Two events from Case Western Reserve University coincide with the exhibit about Rembrandt van Rijn currently at the Cleveland Museum of Art. “A Conversation with Mariët Westermann and Svetlana Alpers,” historians of with the master’s works, will take place from 3 to 5 p.m., Sunday, April 15. “Fresh Perspectives on an Old Master: Rembrandt van Rijn,” a symposium of research by young scholars, will be 12:30-3 p.m. Both will be in the museum’s Gartner Auditorium.
The free, public events are sponsored by the Baker-Nord Center for the Humanities and the Department of Art History at Case Western Reserve University and the museum.
Before the two events, guests can tour the exhibit of more than 50 “autographed” works Americans have collected by the artist. Signatures are questionable for some paintings and drawings, and the exhibit examines a broad range of Rembrandt works, some from the master’s hand and others by those who copied and adapted his style.
During the talk, Alpers, professor emerita of art history from the University of California-Berkeley, joins Westermann, the vice president of the Andrew Mellon Foundation, for the conversation on Rembrandt and other Dutch masters.
“The conversation should be lively,” said Catherine Scallen, chair of the Department of Art History and Art and the organizer of the program and symposium.
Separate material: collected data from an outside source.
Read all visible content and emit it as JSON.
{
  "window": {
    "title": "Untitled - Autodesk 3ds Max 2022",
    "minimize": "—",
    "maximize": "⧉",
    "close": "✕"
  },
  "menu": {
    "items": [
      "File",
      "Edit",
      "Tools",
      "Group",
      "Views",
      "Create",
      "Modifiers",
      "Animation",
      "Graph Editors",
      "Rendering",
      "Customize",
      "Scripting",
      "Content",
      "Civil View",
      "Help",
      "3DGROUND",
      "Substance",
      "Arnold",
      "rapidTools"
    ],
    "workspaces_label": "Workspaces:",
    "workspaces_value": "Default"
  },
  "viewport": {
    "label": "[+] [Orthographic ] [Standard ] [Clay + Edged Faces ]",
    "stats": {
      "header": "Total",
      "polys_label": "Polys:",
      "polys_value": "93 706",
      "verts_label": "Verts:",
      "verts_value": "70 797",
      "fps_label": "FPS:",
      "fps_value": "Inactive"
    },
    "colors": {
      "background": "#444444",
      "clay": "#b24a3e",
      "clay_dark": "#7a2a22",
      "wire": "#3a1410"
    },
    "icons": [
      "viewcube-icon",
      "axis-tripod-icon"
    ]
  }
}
Alpers and Westermann are well-published authors with books related to the current Rembrandt exhibit. Alpers had two controversial books: The Art of Describing and Rembrandt’s Enterprise: The Studio and the Market. Westermann has a survey of 17th century Dutch art, A Worldly Art: the Dutch Republic, 1585-1718 and Rembrandt, an account of the art and life of the painter.
The symposium presentations are:
- Deborah Babbage, PhD candidate, Courtauld Institute of Art, Reassessing Rembrandt’s Pendant Portraits of Nicolaes van Bambeeck and Agatha Bas;
- Victoria Sancho Lobis, curator of print collection and fine art galleries, University of San Diego, Invention as Instruction: Rembrandt’s “Academic” Prints and Their Intended Audience;
- Esmée Quodbach, assistant director, Center for the History of Collecting, The Frick Collection and Art Reference Library, Rembrandt on the Market: The Sale of the “Lansdowne Mill” in 1911;
- Joanna Sheers, PhD candidate, New York University, Institute of Fine Arts, The Humanist Concept of “ut pictura poesis” in Rembrandt’s Artistic Practice.
Scallen and Jon L. Seydl, The Paul J. and Edith Ingalls Vignos Jr. Curator of European Painting & Sculpture, 1500–1800, at the Cleveland Museum of Art, will moderate the symposium.